There's no WHILE instruction either. Loops compile to recursive FDEFs, and FreeType caps the call stack at ~64 frames. 16 columns x 14 ray steps barely fits.
return inside a recursive-while doesn't exit. It pushes a value and keeps going. Everything had to be rewritten with hit flags.
SCFS takes F26Dot6 pixel coordinates, not font units - took me a while to figure out why every bar was a tiny speck. Chrome caches hinted glyphs and sometimes skips re-hinting when axes change - fixed with per-frame jitter. SVTCA[0] selects Y, [1] selects X.
The font just renders walls. JS does everything else.
Player position and angle go into three font variation axes (MOVX, MOVY, TURN). JS stuffs coordinates into font-variation-settings every frame. Browser re-hints the glyph. Shape changes.
Press Tab in the demo to see what's going on under the hood:
git clone https://github.com/4RH1T3CT0R7/ttf-doom.git
cd ttf-doom
pip install fonttools freetype-py pygame pytest
python game/build.py
python -m http.server 8765
Open http://localhost:8765/hosts/browser/index.html in Chrome or Edge. WASD to move, arrows to turn, Space to shoot. Press Tab for a debug overlay showing the font variation axes in real-time.

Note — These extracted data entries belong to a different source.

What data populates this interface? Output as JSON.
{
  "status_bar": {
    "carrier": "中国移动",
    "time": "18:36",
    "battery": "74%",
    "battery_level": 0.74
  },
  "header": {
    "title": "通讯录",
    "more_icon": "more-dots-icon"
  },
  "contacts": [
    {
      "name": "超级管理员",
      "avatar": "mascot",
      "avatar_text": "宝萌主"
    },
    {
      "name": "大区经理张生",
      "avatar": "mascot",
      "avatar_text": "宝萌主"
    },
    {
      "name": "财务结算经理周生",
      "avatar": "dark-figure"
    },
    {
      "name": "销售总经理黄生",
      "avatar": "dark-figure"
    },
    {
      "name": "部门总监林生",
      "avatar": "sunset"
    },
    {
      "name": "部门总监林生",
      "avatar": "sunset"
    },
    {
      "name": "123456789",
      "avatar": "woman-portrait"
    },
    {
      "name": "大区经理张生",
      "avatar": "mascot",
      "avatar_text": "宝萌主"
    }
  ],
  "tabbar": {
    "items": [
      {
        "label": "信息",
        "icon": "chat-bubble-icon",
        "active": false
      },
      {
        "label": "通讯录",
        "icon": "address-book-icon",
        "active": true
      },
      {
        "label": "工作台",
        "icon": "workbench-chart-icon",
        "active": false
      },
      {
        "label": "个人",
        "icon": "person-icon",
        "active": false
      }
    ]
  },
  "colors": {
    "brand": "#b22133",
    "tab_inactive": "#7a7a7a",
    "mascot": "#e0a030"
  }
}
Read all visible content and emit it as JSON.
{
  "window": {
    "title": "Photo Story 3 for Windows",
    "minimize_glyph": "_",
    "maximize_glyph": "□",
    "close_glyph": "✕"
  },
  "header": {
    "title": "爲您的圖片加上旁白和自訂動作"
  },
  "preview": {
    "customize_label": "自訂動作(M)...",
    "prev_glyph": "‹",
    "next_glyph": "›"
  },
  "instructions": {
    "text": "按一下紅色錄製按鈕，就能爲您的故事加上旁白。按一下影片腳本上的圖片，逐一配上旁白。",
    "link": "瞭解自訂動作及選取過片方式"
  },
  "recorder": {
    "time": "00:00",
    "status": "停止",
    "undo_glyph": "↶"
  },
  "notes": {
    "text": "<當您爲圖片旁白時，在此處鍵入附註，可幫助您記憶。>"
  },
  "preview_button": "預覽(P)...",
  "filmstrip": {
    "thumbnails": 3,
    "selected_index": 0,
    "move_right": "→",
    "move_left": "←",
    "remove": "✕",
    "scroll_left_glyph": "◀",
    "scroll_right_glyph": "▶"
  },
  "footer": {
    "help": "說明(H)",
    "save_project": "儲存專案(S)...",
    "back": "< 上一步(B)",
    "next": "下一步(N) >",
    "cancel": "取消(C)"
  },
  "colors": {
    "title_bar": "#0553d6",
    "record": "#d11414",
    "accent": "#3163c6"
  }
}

compiler/ DSL -> TrueType assembly (lexer, parser, codegen)
fontgen/ font builder, glyph generator, sin/cos tables
game/ raycaster source (doom.doom) and build script
hosts/browser/ browser demo
hosts/python/ pygame host (for development)
tests/ 451 tests
doom.ttf the playable font (6,580 bytes)
llama.ttf also runs computation in a font, but it uses HarfBuzz's WASM shaper - basically a WebAssembly runtime bolted onto font shaping. TTF-DOOM uses the actual TrueType hinting bytecode that Apple shipped in 1991 for grid-fitting glyphs. Different VM entirely.